The Birth of Pakistan

Written by

July 3, 2012


Muslim refugees crossing the new border into Pakistan

Pakistan, or the Islamic Republic of Pakistan as it is officially known, is a relatively young country, emerging on 14 August 1947. Formerly a part of the British Indian Empire, Pakistan gained its independence according to the ideas put forth in the Lahore Resolution authored in March 1940 during a meeting of the All India Muslim League. The League was formed in 1906 out of concern for the minority Muslims’ rights and protection in a majority Hindu country, and what might happen to the minority if India were to gain its independence. For the Muslims in India, national autonomy would merely mean transferring the control of their fate form one external group to another, perhaps with significant consequences. It seemed the only way to ensure a future for Muslims in India was to carve out a territory all their own where at last, they could be the masters of their own destiny.

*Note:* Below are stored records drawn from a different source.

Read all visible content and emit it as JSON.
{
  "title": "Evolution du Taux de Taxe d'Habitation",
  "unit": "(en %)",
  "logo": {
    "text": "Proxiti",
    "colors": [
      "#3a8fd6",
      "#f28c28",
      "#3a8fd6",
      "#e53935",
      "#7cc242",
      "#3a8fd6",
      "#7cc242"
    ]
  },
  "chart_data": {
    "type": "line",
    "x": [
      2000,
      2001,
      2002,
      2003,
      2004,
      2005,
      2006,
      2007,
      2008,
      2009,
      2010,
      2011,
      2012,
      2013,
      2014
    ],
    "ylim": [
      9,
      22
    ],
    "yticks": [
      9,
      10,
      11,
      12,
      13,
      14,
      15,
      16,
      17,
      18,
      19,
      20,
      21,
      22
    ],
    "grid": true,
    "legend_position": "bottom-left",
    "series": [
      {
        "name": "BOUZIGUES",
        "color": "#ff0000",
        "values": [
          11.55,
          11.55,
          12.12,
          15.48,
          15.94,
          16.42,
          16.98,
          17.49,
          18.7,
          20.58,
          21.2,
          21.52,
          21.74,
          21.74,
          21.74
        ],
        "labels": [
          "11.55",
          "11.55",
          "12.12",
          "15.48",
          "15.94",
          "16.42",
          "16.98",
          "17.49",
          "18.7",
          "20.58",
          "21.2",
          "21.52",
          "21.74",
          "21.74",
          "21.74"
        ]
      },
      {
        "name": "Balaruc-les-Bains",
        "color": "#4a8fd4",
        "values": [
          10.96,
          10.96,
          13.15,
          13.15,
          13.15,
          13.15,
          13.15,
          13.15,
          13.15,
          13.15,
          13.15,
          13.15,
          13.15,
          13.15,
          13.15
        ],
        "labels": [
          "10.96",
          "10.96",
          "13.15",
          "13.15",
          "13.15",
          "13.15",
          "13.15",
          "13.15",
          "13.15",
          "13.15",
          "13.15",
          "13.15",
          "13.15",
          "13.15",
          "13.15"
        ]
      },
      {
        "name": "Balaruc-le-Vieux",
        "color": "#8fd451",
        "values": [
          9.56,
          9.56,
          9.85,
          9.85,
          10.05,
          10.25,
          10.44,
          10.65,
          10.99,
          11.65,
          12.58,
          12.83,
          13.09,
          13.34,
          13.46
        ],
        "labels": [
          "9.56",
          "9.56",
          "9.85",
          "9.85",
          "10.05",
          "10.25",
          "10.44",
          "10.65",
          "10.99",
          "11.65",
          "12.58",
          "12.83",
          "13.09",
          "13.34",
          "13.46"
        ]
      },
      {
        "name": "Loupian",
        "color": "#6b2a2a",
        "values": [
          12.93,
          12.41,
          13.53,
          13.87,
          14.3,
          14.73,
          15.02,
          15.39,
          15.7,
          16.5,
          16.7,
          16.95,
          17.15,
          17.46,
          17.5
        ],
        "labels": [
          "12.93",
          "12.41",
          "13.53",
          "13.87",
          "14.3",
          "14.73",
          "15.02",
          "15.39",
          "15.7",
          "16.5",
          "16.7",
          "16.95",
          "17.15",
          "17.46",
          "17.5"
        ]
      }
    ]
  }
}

The Lahore Resolution demanded that separate geographic regions be demarcated, separating the Muslims and Hindus of India so that the two could exist without interference, each free to live according to their own culture, philosophies, and literature. Muhammad Ali Jinnah, known as the founder of Pakistan, said the two groups “belong to two different civilizations that are based mainly on conflicting ideas and conceptions” and therefore, India must become two: a home for the Hindus in India and a home for the Muslims in what would become Pakistan. The Lahore Resolution was passed on 24 March1940 by the All India Muslim League and set the principles toward which they would work, while half a world away, Europe tore itself apart in a war that would ultimately mean freedom for the colonies and the push Pakistan needed to claim its independence.

Following the conclusion of the Second World War and the downfall of the ideologies that had spurred so much war and destruction, colonialism was brought to a close and Britain succumbed to international pressure to grant independence to their colonies. On 14 August 1947 the new independent nation of Pakistan was born, followed closely by India’s independence on 15 August 1947. The new boundaries were outlined in the India Independence Act and were drawn according to religious demographics. Not unusual with partitions of this nature, over 12 million people were displaced and forced to migrate to the proper side of the newly drawn lines resulting in the deaths of hundreds of thousands of people and mounting hostilities between the new neighbors. Interestingly, rather than combining the Muslim majorities in the east and west, Pakistan was initially drawn into two parts divided by India in the middle. Unsurprisingly, this arrangement was unsuccessful and, following a civil war in 1971, Eastern Pakistan broke off and became Bangladesh. The region of Kashmir in the northern portion of the territory was not settled in the India Independence Act and still remains a point of contention between India and Pakistan today.

Pakistan’s birth was a mix of resolution, circumstance, hardship, and accomplishment and it would set the stage for what would be a tumultuous and rewarding history as Pakistan established itself as a Muslim nation.